Ну не объяснять же ей, что бога с таким именем не существует. И, если уж на то пошло, то почему бы мне не создать нового бога? Я улыбнулся своим мыслям и прибавил шаг. Всё складывалось как нельзя лучше.
Теперь передо мной стояла только одна невыполнимая задача: как-то объяснить Алинке, что Нилия будет работать с нами, и остаться при этом живым и неразведённым. Но, кажется, в последнее время у меня стало неплохо получаться совершать невозможное.
С божьей помощью.
Эпилог
Первый день весны
Что вам ещё рассказать? Лёнька дома так и не появился. А спустя несколько дней пропали его жена и дочь. Я заволновался, но переживать пришлось недолго.
Через неделю рыжий прислал мне е-мейл. Из письма следовало, что крыльями заинтересовались китайцы. Лёньке предложили контракт, он подписал соглашение с компанией «Lun Group» и вместе с семьёй временно перебрался в Азию.
А ещё через пару дней он объявился в скайпе и выглядел вполне довольным жизнью.
– А как же Мертвицкий? Ведь изначально это его проект, – напомнил я. – Не боишься?
– Не боюсь. Сейчас это уже наш проект, – покачал головой Лёнька. – Во всяком случае, мой он не меньше, чем Мертвицкого. И вообще, чтобы двигать вперед науку, нужна смелость. Хочешь добиться результата, будь смелым.
Последние слова прозвучали настолько дерзко и настолько не в его манере, будто кто-то вложил этот текст в его уста. Услышать такое от рыжего я никак не ожидал.

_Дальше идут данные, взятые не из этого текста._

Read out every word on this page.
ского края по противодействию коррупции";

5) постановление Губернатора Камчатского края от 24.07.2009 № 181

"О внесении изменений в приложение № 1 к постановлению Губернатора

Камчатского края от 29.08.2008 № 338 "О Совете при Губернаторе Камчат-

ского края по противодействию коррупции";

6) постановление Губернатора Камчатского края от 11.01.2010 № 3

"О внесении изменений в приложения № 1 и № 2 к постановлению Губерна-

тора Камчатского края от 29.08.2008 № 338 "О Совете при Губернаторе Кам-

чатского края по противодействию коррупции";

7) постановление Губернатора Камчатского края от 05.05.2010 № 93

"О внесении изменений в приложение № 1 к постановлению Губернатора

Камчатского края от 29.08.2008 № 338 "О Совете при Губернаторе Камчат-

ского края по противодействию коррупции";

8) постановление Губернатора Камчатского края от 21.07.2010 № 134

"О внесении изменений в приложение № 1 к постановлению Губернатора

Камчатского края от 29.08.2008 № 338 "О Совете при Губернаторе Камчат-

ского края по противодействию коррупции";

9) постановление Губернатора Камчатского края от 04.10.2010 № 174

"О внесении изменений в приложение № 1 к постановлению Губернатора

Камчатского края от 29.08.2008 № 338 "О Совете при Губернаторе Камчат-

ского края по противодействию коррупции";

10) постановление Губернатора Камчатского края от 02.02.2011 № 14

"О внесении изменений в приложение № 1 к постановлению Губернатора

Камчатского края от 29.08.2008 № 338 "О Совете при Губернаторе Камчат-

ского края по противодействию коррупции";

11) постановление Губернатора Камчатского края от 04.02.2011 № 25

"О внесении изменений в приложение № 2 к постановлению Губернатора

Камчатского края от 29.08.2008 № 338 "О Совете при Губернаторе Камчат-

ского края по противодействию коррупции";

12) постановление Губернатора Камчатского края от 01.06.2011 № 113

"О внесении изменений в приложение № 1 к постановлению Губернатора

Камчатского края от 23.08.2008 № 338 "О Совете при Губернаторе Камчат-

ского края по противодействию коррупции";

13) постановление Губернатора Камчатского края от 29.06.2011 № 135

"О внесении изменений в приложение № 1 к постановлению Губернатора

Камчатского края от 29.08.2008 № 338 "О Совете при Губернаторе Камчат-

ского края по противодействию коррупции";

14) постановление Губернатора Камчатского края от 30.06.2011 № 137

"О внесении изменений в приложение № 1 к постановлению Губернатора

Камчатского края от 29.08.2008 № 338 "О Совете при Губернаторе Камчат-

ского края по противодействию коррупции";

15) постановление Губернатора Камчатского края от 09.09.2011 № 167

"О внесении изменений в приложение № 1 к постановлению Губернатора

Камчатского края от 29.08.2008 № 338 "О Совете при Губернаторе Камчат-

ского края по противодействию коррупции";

– Кроме того, я вписал Мертвицкого в контракт, – уже не так запальчиво добавил Лёнька. – Так что если он появится…
В общем, рыжий был настроен оптимистически, а Дедал так больше и не проявился.

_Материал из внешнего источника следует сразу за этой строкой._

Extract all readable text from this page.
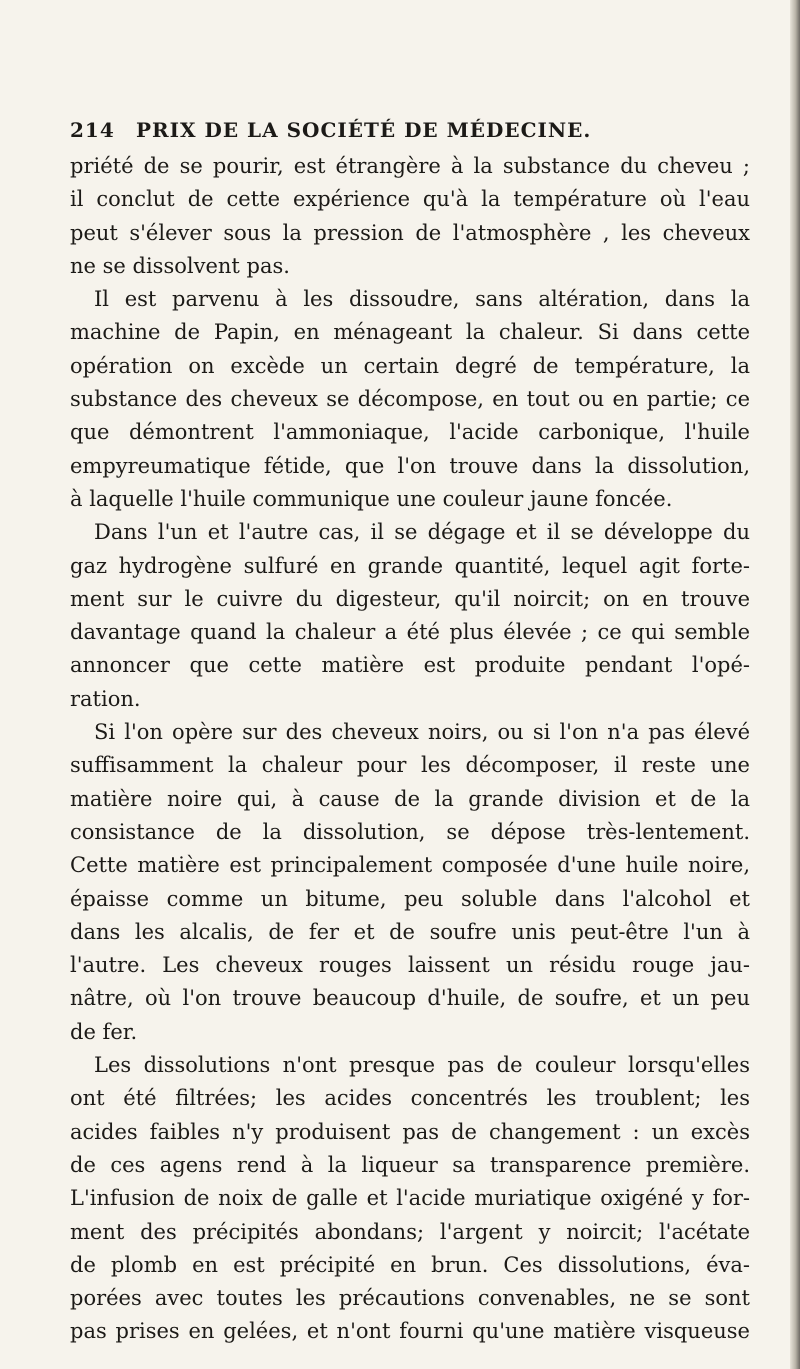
214 PRIX DE LA SOCIÉTÉ DE MÉDECINE.
priété de se pourir, est étrangère à la substance du cheveu ;
il conclut de cette expérience qu'à la température où l'eau
peut s'élever sous la pression de l'atmosphère , les cheveux
ne se dissolvent pas.
Il est parvenu à les dissoudre, sans altération, dans la
machine de Papin, en ménageant la chaleur. Si dans cette
opération on excède un certain degré de température, la
substance des cheveux se décompose, en tout ou en partie; ce
que démontrent l'ammoniaque, l'acide carbonique, l'huile
empyreumatique fétide, que l'on trouve dans la dissolution,
à laquelle l'huile communique une couleur jaune foncée.
Dans l'un et l'autre cas, il se dégage et il se développe du
gaz hydrogène sulfuré en grande quantité, lequel agit forte-
ment sur le cuivre du digesteur, qu'il noircit; on en trouve
davantage quand la chaleur a été plus élevée ; ce qui semble
annoncer que cette matière est produite pendant l'opé-
ration.
Si l'on opère sur des cheveux noirs, ou si l'on n'a pas élevé
suffisamment la chaleur pour les décomposer, il reste une
matière noire qui, à cause de la grande division et de la
consistance de la dissolution, se dépose très-lentement.
Cette matière est principalement composée d'une huile noire,
épaisse comme un bitume, peu soluble dans l'alcohol et
dans les alcalis, de fer et de soufre unis peut-être l'un à
l'autre. Les cheveux rouges laissent un résidu rouge jau-
nâtre, où l'on trouve beaucoup d'huile, de soufre, et un peu
de fer.
Les dissolutions n'ont presque pas de couleur lorsqu'elles
ont été filtrées; les acides concentrés les troublent; les
acides faibles n'y produisent pas de changement : un excès
de ces agens rend à la liqueur sa transparence première.
L'infusion de noix de galle et l'acide muriatique oxigéné y for-
ment des précipités abondans; l'argent y noircit; l'acétate
de plomb en est précipité en brun. Ces dissolutions, éva-
porées avec toutes les précautions convenables, ne se sont
pas prises en gelées, et n'ont fourni qu'une matière visqueuse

Сборочную линию на постоянку ООО «GoodWin» запустило в первый день весны. Помню, светило солнце и настроение было особенным, праздничным, как будто всё плохое осталось позади, а впереди было только светлое будущее.
На алтарь этого светлого будущего я волевым решением бросил нашу пробную партию. Мы не развешивали рекламные плакаты, не занимались холодным обзвоном, не спамили. Мы просто случайным образом раздарили тысячу новеньких гаджетов женщинам в честь международного женского дня. И это сработало.
Восьмого марта мы возглавили новостные ленты. Репортажи про нас звучали по всем радиостанциям, по всем каналам ТВ. Только ленивый не написал про «фриков, раздаривающих странные гаджеты». Нас называли «современными робингудами» и «сумасшедшими миллионерами», нас восхваляли и подозревали в мошенничестве. А спустя несколько дней, когда одаренные нашими гаджетами и их друзья и родственники осознали, насколько наша новинка круче любого аналога, существующего на современном рынке, пошла вторая волна ажиотажа.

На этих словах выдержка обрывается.